From my collection.
Bought in 2011.
First listen: 17-2-2011.
Second listen: 22-2-2011.
Third listen: 5-4-2017.
Recording dates: September 2009 & November 2007.
Recording venues: Hungaroton Studio & Studio 22 of the Hungarian Radio, Budapest, Hungary.
Recording engineer: Peter Aczel.
Running time: 57:06.
Classical relevance to me: Essential.
Overture to a Symphony concert, opus 26a. (Revised version)
Rhapsody for Cello and orchestra, opus 3. (World premiere recording)

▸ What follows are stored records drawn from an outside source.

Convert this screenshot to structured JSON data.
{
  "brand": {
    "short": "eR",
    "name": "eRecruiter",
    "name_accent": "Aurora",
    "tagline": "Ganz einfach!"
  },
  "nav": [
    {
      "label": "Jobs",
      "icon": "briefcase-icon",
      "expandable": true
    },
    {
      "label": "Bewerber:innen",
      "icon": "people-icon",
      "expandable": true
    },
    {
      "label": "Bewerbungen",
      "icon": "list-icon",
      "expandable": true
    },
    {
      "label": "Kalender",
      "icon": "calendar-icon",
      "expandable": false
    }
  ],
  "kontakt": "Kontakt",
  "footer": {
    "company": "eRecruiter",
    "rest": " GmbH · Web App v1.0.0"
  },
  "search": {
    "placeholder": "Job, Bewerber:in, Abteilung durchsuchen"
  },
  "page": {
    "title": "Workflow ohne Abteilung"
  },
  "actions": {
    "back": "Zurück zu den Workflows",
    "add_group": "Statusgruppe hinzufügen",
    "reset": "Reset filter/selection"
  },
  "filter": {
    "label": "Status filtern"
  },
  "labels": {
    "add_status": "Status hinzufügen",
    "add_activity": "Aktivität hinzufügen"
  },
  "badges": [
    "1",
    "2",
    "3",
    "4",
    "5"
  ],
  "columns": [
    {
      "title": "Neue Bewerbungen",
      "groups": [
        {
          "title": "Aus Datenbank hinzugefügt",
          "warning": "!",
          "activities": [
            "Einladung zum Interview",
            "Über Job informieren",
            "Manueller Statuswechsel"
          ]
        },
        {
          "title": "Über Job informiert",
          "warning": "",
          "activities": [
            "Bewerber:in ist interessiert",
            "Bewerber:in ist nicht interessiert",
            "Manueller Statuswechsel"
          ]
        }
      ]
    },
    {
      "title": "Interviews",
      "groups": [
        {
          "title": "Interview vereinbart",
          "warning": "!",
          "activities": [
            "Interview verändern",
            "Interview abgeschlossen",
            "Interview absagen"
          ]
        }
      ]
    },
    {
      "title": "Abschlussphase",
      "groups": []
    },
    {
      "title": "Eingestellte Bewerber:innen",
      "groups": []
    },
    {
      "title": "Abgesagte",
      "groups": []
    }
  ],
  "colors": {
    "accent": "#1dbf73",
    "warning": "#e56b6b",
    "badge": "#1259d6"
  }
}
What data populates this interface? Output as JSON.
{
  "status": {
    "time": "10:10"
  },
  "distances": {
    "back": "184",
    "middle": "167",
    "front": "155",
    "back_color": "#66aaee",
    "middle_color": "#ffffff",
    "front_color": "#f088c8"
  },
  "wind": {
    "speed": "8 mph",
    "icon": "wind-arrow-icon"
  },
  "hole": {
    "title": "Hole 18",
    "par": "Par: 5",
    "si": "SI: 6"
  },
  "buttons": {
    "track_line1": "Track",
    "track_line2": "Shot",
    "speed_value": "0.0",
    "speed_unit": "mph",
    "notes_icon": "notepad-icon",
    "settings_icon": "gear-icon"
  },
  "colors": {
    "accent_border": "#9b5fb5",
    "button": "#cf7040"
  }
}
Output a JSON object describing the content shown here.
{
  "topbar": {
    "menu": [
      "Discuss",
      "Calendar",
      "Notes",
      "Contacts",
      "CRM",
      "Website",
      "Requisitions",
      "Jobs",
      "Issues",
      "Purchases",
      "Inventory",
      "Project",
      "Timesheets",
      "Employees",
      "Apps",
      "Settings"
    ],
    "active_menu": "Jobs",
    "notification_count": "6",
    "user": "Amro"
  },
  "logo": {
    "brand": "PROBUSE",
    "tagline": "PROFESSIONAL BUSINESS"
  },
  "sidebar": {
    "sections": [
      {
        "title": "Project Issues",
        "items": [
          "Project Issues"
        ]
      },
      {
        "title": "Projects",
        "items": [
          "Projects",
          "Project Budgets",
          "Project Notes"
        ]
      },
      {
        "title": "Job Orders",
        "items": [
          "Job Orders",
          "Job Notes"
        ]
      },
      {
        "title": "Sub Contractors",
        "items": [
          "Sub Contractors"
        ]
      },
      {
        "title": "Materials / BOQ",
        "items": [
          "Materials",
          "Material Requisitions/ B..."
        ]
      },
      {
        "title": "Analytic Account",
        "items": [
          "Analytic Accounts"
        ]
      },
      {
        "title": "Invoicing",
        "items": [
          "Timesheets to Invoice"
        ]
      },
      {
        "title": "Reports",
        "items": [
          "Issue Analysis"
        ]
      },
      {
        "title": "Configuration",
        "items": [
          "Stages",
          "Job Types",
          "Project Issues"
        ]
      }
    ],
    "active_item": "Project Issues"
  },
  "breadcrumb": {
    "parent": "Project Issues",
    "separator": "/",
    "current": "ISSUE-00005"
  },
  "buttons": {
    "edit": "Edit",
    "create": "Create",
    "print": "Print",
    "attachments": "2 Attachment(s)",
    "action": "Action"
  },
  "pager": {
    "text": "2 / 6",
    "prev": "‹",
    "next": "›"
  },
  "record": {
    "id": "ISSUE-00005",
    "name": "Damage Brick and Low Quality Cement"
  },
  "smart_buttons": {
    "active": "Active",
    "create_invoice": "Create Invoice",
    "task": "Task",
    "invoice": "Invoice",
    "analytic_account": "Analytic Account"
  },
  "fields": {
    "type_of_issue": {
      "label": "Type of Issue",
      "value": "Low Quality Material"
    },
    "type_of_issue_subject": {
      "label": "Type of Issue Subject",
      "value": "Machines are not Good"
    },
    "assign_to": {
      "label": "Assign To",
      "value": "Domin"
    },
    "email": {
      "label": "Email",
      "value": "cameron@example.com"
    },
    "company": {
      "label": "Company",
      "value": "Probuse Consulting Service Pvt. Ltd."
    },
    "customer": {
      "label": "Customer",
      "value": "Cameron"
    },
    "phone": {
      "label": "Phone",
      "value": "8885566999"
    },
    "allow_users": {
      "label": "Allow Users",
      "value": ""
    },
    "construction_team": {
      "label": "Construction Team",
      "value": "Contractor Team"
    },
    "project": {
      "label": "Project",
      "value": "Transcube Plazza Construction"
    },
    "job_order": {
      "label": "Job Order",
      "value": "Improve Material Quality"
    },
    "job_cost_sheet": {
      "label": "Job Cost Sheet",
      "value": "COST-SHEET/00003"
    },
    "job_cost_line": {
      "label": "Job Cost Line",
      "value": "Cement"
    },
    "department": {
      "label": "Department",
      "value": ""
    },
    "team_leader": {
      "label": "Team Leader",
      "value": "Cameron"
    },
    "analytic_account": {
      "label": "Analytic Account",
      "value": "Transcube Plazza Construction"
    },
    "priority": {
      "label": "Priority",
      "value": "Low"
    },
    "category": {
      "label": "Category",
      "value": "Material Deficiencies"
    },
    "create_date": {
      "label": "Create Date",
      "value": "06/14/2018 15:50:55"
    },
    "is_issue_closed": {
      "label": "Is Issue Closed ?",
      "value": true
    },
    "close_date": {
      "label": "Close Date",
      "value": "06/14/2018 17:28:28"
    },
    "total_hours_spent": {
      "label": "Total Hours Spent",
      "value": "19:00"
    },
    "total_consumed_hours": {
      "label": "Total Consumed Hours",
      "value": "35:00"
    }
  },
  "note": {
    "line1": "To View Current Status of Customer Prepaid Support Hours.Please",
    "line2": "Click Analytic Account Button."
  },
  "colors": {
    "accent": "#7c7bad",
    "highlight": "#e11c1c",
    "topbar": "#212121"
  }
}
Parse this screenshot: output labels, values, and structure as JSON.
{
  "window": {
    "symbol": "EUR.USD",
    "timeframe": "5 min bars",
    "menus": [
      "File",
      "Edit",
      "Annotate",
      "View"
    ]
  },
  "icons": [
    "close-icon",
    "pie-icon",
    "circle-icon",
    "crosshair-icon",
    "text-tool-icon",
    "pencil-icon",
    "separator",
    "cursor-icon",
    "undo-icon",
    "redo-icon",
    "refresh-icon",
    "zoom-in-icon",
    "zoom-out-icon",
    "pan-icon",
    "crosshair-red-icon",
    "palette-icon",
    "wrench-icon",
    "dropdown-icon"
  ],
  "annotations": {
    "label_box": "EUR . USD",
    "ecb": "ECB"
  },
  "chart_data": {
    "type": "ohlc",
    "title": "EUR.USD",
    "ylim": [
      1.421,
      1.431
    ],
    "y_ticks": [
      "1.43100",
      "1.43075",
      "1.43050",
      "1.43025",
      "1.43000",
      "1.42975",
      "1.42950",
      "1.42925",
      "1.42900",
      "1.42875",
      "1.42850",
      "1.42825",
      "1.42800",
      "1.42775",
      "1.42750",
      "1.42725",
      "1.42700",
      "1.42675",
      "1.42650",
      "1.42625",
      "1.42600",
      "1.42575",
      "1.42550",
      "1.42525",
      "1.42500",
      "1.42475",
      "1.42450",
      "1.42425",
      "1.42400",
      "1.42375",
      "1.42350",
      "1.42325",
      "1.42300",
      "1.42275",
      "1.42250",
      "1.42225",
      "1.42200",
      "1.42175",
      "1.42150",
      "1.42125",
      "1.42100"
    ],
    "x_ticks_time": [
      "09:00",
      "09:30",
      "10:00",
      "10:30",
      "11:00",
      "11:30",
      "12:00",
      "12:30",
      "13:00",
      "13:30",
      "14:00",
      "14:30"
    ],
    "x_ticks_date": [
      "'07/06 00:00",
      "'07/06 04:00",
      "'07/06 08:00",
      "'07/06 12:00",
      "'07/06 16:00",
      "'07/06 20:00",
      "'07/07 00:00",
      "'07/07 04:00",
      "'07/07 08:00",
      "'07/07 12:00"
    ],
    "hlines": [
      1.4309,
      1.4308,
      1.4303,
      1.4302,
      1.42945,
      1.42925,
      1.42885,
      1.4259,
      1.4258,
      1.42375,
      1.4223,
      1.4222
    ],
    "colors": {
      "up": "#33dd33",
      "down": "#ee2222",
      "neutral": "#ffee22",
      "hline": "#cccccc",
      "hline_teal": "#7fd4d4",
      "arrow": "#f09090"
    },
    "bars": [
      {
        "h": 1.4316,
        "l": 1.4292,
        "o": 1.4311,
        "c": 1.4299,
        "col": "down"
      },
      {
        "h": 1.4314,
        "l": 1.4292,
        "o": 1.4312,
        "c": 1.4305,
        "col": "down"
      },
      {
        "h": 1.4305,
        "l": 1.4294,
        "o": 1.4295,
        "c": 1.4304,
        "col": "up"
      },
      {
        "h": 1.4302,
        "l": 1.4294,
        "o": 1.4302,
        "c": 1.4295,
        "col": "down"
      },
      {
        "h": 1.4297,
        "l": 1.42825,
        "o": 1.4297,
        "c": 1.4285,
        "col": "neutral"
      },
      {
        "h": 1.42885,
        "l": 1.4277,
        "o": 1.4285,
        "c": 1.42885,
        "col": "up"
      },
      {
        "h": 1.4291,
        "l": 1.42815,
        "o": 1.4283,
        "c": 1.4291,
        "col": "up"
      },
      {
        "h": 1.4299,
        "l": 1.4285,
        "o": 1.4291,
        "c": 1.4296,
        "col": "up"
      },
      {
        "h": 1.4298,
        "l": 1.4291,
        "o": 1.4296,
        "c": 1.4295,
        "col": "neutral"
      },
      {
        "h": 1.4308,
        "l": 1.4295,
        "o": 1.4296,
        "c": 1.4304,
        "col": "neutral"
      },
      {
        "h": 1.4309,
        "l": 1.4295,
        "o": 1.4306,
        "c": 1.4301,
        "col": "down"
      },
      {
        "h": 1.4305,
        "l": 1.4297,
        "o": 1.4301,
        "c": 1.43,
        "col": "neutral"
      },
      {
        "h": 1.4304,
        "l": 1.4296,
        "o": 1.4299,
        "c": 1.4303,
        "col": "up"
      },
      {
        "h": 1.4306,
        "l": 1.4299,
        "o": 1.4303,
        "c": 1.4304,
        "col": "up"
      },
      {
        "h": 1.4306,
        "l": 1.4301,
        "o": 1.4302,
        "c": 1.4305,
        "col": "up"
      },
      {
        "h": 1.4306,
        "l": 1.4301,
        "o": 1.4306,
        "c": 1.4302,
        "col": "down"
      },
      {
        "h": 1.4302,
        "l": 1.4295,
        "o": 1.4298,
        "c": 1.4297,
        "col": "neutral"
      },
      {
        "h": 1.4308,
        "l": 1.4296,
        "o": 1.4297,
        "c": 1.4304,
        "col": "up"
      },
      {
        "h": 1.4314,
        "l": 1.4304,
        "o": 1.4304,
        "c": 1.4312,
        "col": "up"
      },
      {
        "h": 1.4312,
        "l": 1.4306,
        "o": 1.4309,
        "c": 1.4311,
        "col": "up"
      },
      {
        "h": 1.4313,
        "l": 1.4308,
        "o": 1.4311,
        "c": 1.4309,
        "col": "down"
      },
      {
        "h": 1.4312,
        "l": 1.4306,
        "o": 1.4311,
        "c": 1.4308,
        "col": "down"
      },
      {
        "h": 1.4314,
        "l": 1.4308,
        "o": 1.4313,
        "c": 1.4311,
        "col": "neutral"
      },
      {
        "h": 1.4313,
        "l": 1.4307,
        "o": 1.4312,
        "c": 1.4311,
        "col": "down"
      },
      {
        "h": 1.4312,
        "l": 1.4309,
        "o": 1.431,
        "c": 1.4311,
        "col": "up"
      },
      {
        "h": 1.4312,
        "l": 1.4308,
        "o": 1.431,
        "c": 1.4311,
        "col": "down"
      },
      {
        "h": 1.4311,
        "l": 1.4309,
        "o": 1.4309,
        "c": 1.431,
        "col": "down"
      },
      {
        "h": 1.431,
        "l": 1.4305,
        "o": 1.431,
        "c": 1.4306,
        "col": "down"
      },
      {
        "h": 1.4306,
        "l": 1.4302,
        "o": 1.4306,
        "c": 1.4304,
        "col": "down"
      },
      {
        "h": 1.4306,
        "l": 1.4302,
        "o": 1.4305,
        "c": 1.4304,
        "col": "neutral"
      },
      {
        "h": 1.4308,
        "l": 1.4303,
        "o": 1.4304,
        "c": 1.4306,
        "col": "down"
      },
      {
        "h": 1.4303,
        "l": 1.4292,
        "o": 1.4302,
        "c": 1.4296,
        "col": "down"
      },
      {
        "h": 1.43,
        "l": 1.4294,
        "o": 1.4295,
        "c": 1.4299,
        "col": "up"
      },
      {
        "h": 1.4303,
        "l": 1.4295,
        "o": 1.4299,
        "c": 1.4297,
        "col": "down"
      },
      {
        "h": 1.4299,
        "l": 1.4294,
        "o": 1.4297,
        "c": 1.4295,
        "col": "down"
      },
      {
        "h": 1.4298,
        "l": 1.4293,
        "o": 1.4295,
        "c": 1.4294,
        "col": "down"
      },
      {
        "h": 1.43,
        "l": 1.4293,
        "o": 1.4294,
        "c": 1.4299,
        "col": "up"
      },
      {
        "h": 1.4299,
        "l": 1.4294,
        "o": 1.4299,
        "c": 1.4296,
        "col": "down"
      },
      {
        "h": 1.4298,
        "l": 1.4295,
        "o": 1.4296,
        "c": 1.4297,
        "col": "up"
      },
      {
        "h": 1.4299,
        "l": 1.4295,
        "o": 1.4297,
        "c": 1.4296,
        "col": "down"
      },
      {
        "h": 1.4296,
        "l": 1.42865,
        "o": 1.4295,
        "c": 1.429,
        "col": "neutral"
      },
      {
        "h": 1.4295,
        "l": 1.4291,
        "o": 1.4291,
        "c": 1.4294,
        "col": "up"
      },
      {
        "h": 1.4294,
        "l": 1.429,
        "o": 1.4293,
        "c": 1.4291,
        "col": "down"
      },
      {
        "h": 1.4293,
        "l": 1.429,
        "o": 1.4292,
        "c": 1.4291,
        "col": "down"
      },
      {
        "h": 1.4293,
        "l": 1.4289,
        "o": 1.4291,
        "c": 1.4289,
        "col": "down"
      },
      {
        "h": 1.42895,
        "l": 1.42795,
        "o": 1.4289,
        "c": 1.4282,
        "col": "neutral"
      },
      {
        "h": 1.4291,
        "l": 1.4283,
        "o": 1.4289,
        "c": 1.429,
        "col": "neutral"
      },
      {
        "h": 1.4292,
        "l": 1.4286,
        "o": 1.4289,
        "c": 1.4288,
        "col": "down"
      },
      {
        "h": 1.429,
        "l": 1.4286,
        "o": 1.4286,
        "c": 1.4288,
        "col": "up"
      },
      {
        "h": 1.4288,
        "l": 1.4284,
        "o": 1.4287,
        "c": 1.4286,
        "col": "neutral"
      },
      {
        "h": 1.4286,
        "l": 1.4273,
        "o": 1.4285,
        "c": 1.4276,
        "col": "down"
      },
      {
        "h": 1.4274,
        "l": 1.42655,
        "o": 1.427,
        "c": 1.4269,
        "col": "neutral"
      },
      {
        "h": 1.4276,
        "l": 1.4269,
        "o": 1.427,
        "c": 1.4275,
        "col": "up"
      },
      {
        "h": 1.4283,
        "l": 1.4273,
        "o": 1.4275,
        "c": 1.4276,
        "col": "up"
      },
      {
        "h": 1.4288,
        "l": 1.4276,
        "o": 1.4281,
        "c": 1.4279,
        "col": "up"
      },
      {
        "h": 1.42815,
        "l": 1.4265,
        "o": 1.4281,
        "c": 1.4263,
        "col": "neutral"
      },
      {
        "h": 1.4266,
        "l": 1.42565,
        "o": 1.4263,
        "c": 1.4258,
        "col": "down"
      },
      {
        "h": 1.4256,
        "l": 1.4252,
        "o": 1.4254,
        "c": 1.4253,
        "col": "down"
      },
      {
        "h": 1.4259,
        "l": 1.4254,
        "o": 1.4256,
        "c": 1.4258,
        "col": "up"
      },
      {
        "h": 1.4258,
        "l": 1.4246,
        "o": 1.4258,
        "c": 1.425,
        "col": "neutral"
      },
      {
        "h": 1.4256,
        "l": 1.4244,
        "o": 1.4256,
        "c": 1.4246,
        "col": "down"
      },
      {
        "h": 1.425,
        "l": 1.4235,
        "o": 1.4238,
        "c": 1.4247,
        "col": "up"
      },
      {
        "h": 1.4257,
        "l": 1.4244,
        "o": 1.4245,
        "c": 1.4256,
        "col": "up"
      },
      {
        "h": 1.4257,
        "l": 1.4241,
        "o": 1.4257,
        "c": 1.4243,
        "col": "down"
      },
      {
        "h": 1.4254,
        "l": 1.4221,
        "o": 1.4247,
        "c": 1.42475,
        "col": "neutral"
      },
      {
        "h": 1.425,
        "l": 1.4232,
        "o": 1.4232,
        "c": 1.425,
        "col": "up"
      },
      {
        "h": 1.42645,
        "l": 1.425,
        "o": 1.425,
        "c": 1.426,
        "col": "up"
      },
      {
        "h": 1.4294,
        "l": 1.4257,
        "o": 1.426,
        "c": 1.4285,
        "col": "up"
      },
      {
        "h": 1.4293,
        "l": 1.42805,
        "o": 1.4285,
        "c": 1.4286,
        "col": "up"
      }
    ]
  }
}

Hungarian Nocturne, opus 28.
Three Hungarian Sketches, opus 14.
Works performed by:
Budapest SO, Mariusz Smolij.
Mark Kosower, Cello.
Rózsa is one of the greatest 20th century composers that I know. His unbelievable versatility and unbridled creativity made him compose so much picturesque and invigorating music, that the ear dazzles at all this musical profundity. The works on this CD are a perfect example for this statement. Composition from youth and maturity genial alike. The orchestrations are a splash of all imaginable colours, and a exuberance of musical ideas that leap of the CD in rapid succession, into receptive ears. The Rhapsody for Cello and orchestra is such an example. The wonderful tone of Kosower's cello is mesmerizing and goes deep into the notes on offer. A warm and committed performance, in which he unearths all subtleties that Rózsa wrote into the score.
And in an orchestral sense this could be said of the rest of the works. Smolij is a sensitive conductor that caught the right angle with this composer, and applies gorgeous dynamics throughout, and gives just the right amount of robustness when needed. The recording is close to State of the Art. Rózsa fans need not to hold back with this CD, it's a reference interpretation.